Reproducible clustering with non-Euclidean distances: a simulation and case study

Certain categorical sequence clustering applications require path connectivity, such as the clustering of DNA, click-paths through web-user sessions, or paths of care clustering with sequences of patient medical billing codes. K-means and k-medoids clustering with non-Euclidean distance metrics such as the Jaccard or edit distances maintains such path connectivity. Although k-means and k-medoids clustering with the Jaccard and edit distances have enjoyed success in these domains, the limits of accurate cluster recovery in these conditions have not yet been defined. As a first step in approaching this goal, we performed a simulated study using k-means and k-medoids clustering with non-Euclidean distances and show the performance deteriorates at a certain level of noise and when the number of clusters increases. However, we identify initialization strategies that improve upon cluster recovery in the presence of noise.

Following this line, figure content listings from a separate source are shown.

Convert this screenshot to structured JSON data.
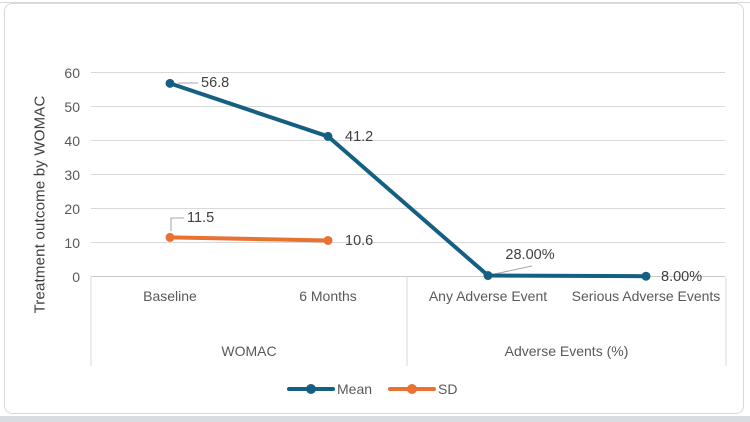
{
  "chart_data": {
    "type": "line",
    "title": "",
    "ylabel": "Treatment outcome by WOMAC",
    "ylim": [
      0,
      60
    ],
    "yticks": [
      0,
      10,
      20,
      30,
      40,
      50,
      60
    ],
    "categories": [
      "Baseline",
      "6 Months",
      "Any Adverse Event",
      "Serious Adverse Events"
    ],
    "category_groups": [
      {
        "label": "WOMAC",
        "span": [
          0,
          1
        ]
      },
      {
        "label": "Adverse Events (%)",
        "span": [
          2,
          3
        ]
      }
    ],
    "series": [
      {
        "name": "Mean",
        "color": "#156082",
        "values": [
          56.8,
          41.2,
          0.28,
          0.08
        ],
        "data_labels": [
          "56.8",
          "41.2",
          "28.00%",
          "8.00%"
        ]
      },
      {
        "name": "SD",
        "color": "#E97132",
        "values": [
          11.5,
          10.6,
          null,
          null
        ],
        "data_labels": [
          "11.5",
          "10.6",
          null,
          null
        ]
      }
    ],
    "legend": {
      "position": "bottom",
      "entries": [
        "Mean",
        "SD"
      ]
    },
    "grid": true,
    "colors": {
      "gridline": "#d9d9d9",
      "axis_line": "#c8c8c8",
      "leader_line": "#a6a6a6",
      "axis_text": "#595959",
      "data_label_text": "#404040",
      "frame_border": "#d9d9d9",
      "bottom_strip": "#d9dce1"
    }
  }
}
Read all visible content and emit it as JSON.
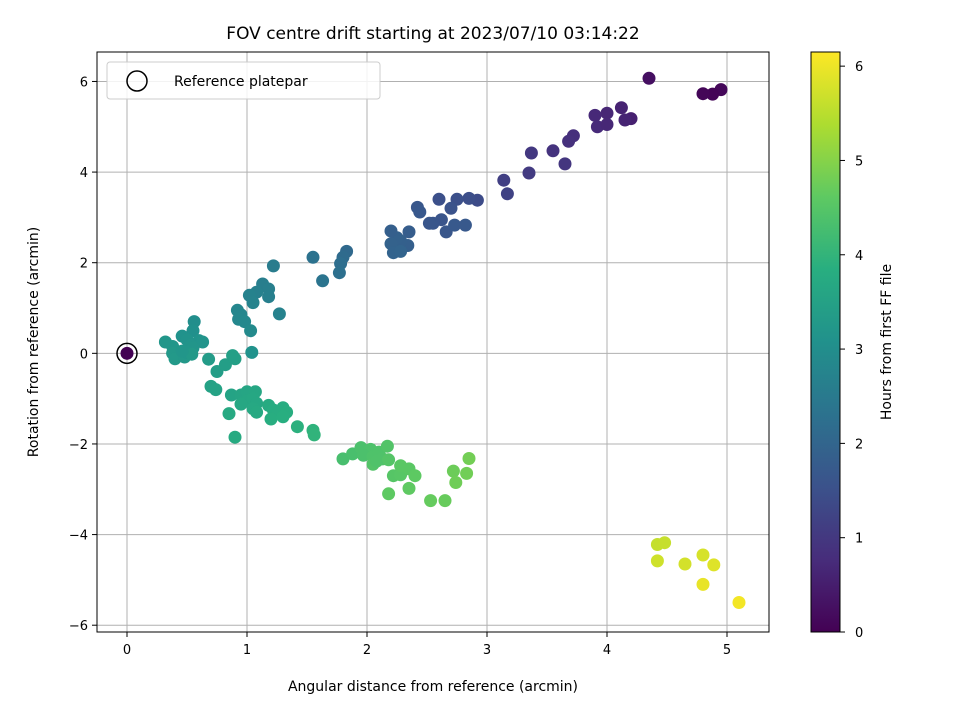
{
  "chart_data": {
    "type": "scatter",
    "title": "FOV centre drift starting at 2023/07/10 03:14:22",
    "xlabel": "Angular distance from reference (arcmin)",
    "ylabel": "Rotation from reference (arcmin)",
    "colorbar_label": "Hours from first FF file",
    "xlim": [
      -0.25,
      5.35
    ],
    "ylim": [
      -6.15,
      6.65
    ],
    "xticks": [
      0,
      1,
      2,
      3,
      4,
      5
    ],
    "yticks": [
      -6,
      -4,
      -2,
      0,
      2,
      4,
      6
    ],
    "colorbar_ticks": [
      0,
      1,
      2,
      3,
      4,
      5,
      6
    ],
    "colorbar_range": [
      0,
      6.15
    ],
    "colormap": "viridis",
    "grid": true,
    "legend": {
      "placement": "top-left",
      "entries": [
        "Reference platepar"
      ]
    },
    "reference_point": {
      "x": 0,
      "y": 0,
      "hours": 0
    },
    "points": [
      {
        "x": 4.35,
        "y": 6.07,
        "h": 0.25
      },
      {
        "x": 4.95,
        "y": 5.82,
        "h": 0.1
      },
      {
        "x": 4.88,
        "y": 5.72,
        "h": 0.05
      },
      {
        "x": 4.8,
        "y": 5.73,
        "h": 0.08
      },
      {
        "x": 4.2,
        "y": 5.18,
        "h": 0.55
      },
      {
        "x": 4.12,
        "y": 5.42,
        "h": 0.6
      },
      {
        "x": 4.15,
        "y": 5.15,
        "h": 0.62
      },
      {
        "x": 4.0,
        "y": 5.3,
        "h": 0.66
      },
      {
        "x": 3.9,
        "y": 5.25,
        "h": 0.7
      },
      {
        "x": 3.92,
        "y": 5.0,
        "h": 0.72
      },
      {
        "x": 4.0,
        "y": 5.05,
        "h": 0.68
      },
      {
        "x": 3.72,
        "y": 4.8,
        "h": 0.82
      },
      {
        "x": 3.68,
        "y": 4.68,
        "h": 0.85
      },
      {
        "x": 3.55,
        "y": 4.47,
        "h": 0.9
      },
      {
        "x": 3.65,
        "y": 4.18,
        "h": 0.95
      },
      {
        "x": 3.37,
        "y": 4.42,
        "h": 1.0
      },
      {
        "x": 3.35,
        "y": 3.98,
        "h": 1.05
      },
      {
        "x": 3.14,
        "y": 3.82,
        "h": 1.15
      },
      {
        "x": 3.17,
        "y": 3.52,
        "h": 1.2
      },
      {
        "x": 2.92,
        "y": 3.38,
        "h": 1.4
      },
      {
        "x": 2.85,
        "y": 3.42,
        "h": 1.45
      },
      {
        "x": 2.75,
        "y": 3.4,
        "h": 1.5
      },
      {
        "x": 2.7,
        "y": 3.2,
        "h": 1.55
      },
      {
        "x": 2.6,
        "y": 3.4,
        "h": 1.5
      },
      {
        "x": 2.62,
        "y": 2.95,
        "h": 1.6
      },
      {
        "x": 2.55,
        "y": 2.87,
        "h": 1.62
      },
      {
        "x": 2.52,
        "y": 2.87,
        "h": 1.63
      },
      {
        "x": 2.66,
        "y": 2.68,
        "h": 1.65
      },
      {
        "x": 2.73,
        "y": 2.83,
        "h": 1.7
      },
      {
        "x": 2.82,
        "y": 2.83,
        "h": 1.7
      },
      {
        "x": 2.42,
        "y": 3.22,
        "h": 1.65
      },
      {
        "x": 2.44,
        "y": 3.12,
        "h": 1.68
      },
      {
        "x": 2.35,
        "y": 2.68,
        "h": 1.8
      },
      {
        "x": 2.34,
        "y": 2.38,
        "h": 1.85
      },
      {
        "x": 2.28,
        "y": 2.48,
        "h": 1.88
      },
      {
        "x": 2.25,
        "y": 2.55,
        "h": 1.9
      },
      {
        "x": 2.2,
        "y": 2.7,
        "h": 1.85
      },
      {
        "x": 2.2,
        "y": 2.42,
        "h": 1.92
      },
      {
        "x": 2.22,
        "y": 2.22,
        "h": 1.95
      },
      {
        "x": 2.28,
        "y": 2.25,
        "h": 1.97
      },
      {
        "x": 1.83,
        "y": 2.25,
        "h": 2.1
      },
      {
        "x": 1.8,
        "y": 2.12,
        "h": 2.15
      },
      {
        "x": 1.78,
        "y": 1.98,
        "h": 2.2
      },
      {
        "x": 1.77,
        "y": 1.78,
        "h": 2.25
      },
      {
        "x": 1.55,
        "y": 2.12,
        "h": 2.3
      },
      {
        "x": 1.63,
        "y": 1.6,
        "h": 2.35
      },
      {
        "x": 1.22,
        "y": 1.93,
        "h": 2.55
      },
      {
        "x": 1.27,
        "y": 0.87,
        "h": 2.7
      },
      {
        "x": 1.13,
        "y": 1.53,
        "h": 2.6
      },
      {
        "x": 1.18,
        "y": 1.42,
        "h": 2.62
      },
      {
        "x": 1.08,
        "y": 1.35,
        "h": 2.65
      },
      {
        "x": 1.18,
        "y": 1.25,
        "h": 2.63
      },
      {
        "x": 1.02,
        "y": 1.28,
        "h": 2.7
      },
      {
        "x": 1.05,
        "y": 1.12,
        "h": 2.72
      },
      {
        "x": 0.92,
        "y": 0.95,
        "h": 2.8
      },
      {
        "x": 0.95,
        "y": 0.85,
        "h": 2.8
      },
      {
        "x": 0.93,
        "y": 0.75,
        "h": 2.82
      },
      {
        "x": 0.98,
        "y": 0.7,
        "h": 2.85
      },
      {
        "x": 1.03,
        "y": 0.5,
        "h": 2.9
      },
      {
        "x": 1.04,
        "y": 0.02,
        "h": 3.1
      },
      {
        "x": 0.56,
        "y": 0.7,
        "h": 3.0
      },
      {
        "x": 0.55,
        "y": 0.5,
        "h": 3.05
      },
      {
        "x": 0.46,
        "y": 0.38,
        "h": 3.1
      },
      {
        "x": 0.5,
        "y": 0.3,
        "h": 3.12
      },
      {
        "x": 0.6,
        "y": 0.28,
        "h": 3.12
      },
      {
        "x": 0.63,
        "y": 0.25,
        "h": 3.15
      },
      {
        "x": 0.53,
        "y": 0.18,
        "h": 3.15
      },
      {
        "x": 0.55,
        "y": 0.12,
        "h": 3.18
      },
      {
        "x": 0.32,
        "y": 0.25,
        "h": 3.2
      },
      {
        "x": 0.38,
        "y": 0.15,
        "h": 3.2
      },
      {
        "x": 0.38,
        "y": 0.0,
        "h": 3.25
      },
      {
        "x": 0.4,
        "y": -0.12,
        "h": 3.28
      },
      {
        "x": 0.48,
        "y": -0.08,
        "h": 3.25
      },
      {
        "x": 0.5,
        "y": 0.02,
        "h": 3.22
      },
      {
        "x": 0.54,
        "y": -0.02,
        "h": 3.3
      },
      {
        "x": 0.46,
        "y": 0.05,
        "h": 3.2
      },
      {
        "x": 0.68,
        "y": -0.13,
        "h": 3.35
      },
      {
        "x": 0.75,
        "y": -0.4,
        "h": 3.4
      },
      {
        "x": 0.82,
        "y": -0.25,
        "h": 3.42
      },
      {
        "x": 0.88,
        "y": -0.05,
        "h": 3.45
      },
      {
        "x": 0.9,
        "y": -0.12,
        "h": 3.45
      },
      {
        "x": 0.7,
        "y": -0.73,
        "h": 3.5
      },
      {
        "x": 0.74,
        "y": -0.8,
        "h": 3.52
      },
      {
        "x": 0.87,
        "y": -0.92,
        "h": 3.55
      },
      {
        "x": 0.95,
        "y": -0.92,
        "h": 3.58
      },
      {
        "x": 1.0,
        "y": -0.85,
        "h": 3.6
      },
      {
        "x": 1.07,
        "y": -0.85,
        "h": 3.62
      },
      {
        "x": 1.0,
        "y": -1.05,
        "h": 3.62
      },
      {
        "x": 0.95,
        "y": -1.12,
        "h": 3.65
      },
      {
        "x": 1.05,
        "y": -1.0,
        "h": 3.65
      },
      {
        "x": 1.08,
        "y": -1.1,
        "h": 3.66
      },
      {
        "x": 1.05,
        "y": -1.22,
        "h": 3.68
      },
      {
        "x": 1.08,
        "y": -1.3,
        "h": 3.7
      },
      {
        "x": 0.85,
        "y": -1.33,
        "h": 3.72
      },
      {
        "x": 0.9,
        "y": -1.85,
        "h": 3.75
      },
      {
        "x": 1.18,
        "y": -1.15,
        "h": 3.75
      },
      {
        "x": 1.22,
        "y": -1.25,
        "h": 3.78
      },
      {
        "x": 1.26,
        "y": -1.32,
        "h": 3.8
      },
      {
        "x": 1.2,
        "y": -1.45,
        "h": 3.82
      },
      {
        "x": 1.3,
        "y": -1.2,
        "h": 3.8
      },
      {
        "x": 1.33,
        "y": -1.3,
        "h": 3.82
      },
      {
        "x": 1.3,
        "y": -1.4,
        "h": 3.85
      },
      {
        "x": 1.42,
        "y": -1.62,
        "h": 3.9
      },
      {
        "x": 1.55,
        "y": -1.7,
        "h": 3.95
      },
      {
        "x": 1.56,
        "y": -1.8,
        "h": 3.98
      },
      {
        "x": 1.8,
        "y": -2.33,
        "h": 4.3
      },
      {
        "x": 1.88,
        "y": -2.22,
        "h": 4.32
      },
      {
        "x": 1.95,
        "y": -2.08,
        "h": 4.35
      },
      {
        "x": 2.03,
        "y": -2.12,
        "h": 4.38
      },
      {
        "x": 1.97,
        "y": -2.25,
        "h": 4.35
      },
      {
        "x": 2.05,
        "y": -2.28,
        "h": 4.4
      },
      {
        "x": 2.1,
        "y": -2.18,
        "h": 4.4
      },
      {
        "x": 2.05,
        "y": -2.45,
        "h": 4.45
      },
      {
        "x": 2.08,
        "y": -2.38,
        "h": 4.42
      },
      {
        "x": 2.13,
        "y": -2.33,
        "h": 4.42
      },
      {
        "x": 2.17,
        "y": -2.05,
        "h": 4.45
      },
      {
        "x": 2.18,
        "y": -2.35,
        "h": 4.48
      },
      {
        "x": 2.22,
        "y": -2.7,
        "h": 4.5
      },
      {
        "x": 2.28,
        "y": -2.68,
        "h": 4.52
      },
      {
        "x": 2.28,
        "y": -2.48,
        "h": 4.55
      },
      {
        "x": 2.35,
        "y": -2.55,
        "h": 4.55
      },
      {
        "x": 2.4,
        "y": -2.7,
        "h": 4.6
      },
      {
        "x": 2.18,
        "y": -3.1,
        "h": 4.6
      },
      {
        "x": 2.35,
        "y": -2.98,
        "h": 4.62
      },
      {
        "x": 2.53,
        "y": -3.25,
        "h": 4.68
      },
      {
        "x": 2.65,
        "y": -3.25,
        "h": 4.7
      },
      {
        "x": 2.72,
        "y": -2.6,
        "h": 4.75
      },
      {
        "x": 2.74,
        "y": -2.85,
        "h": 4.78
      },
      {
        "x": 2.83,
        "y": -2.65,
        "h": 4.8
      },
      {
        "x": 2.85,
        "y": -2.32,
        "h": 4.82
      },
      {
        "x": 4.42,
        "y": -4.22,
        "h": 5.6
      },
      {
        "x": 4.48,
        "y": -4.18,
        "h": 5.62
      },
      {
        "x": 4.42,
        "y": -4.58,
        "h": 5.7
      },
      {
        "x": 4.65,
        "y": -4.65,
        "h": 5.75
      },
      {
        "x": 4.8,
        "y": -4.45,
        "h": 5.78
      },
      {
        "x": 4.89,
        "y": -4.67,
        "h": 5.85
      },
      {
        "x": 4.8,
        "y": -5.1,
        "h": 5.95
      },
      {
        "x": 5.1,
        "y": -5.5,
        "h": 6.05
      }
    ]
  }
}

We employ the use of the Tibshirani and Guenther (J Comput Graph Stat 14(3):511-528, 2005) Prediction Strength method, which creates a hypothesis testing scenario that determines if there is clustering structure to the data (if the clusters are reproducible), with the null hypothesis being there is none. We then applied the framework to perinatal episodes of care and the clusters reproducibly and organically split between Cesarean and vaginal deliveries, which itself is not a clinical finding but sensibly validates the approach. Further visualizations of the clusters did bring insights into subclusters that split along groups of physicians, cost and risk scores, warranting the outlined future work into ways of improving this framework for better resolution.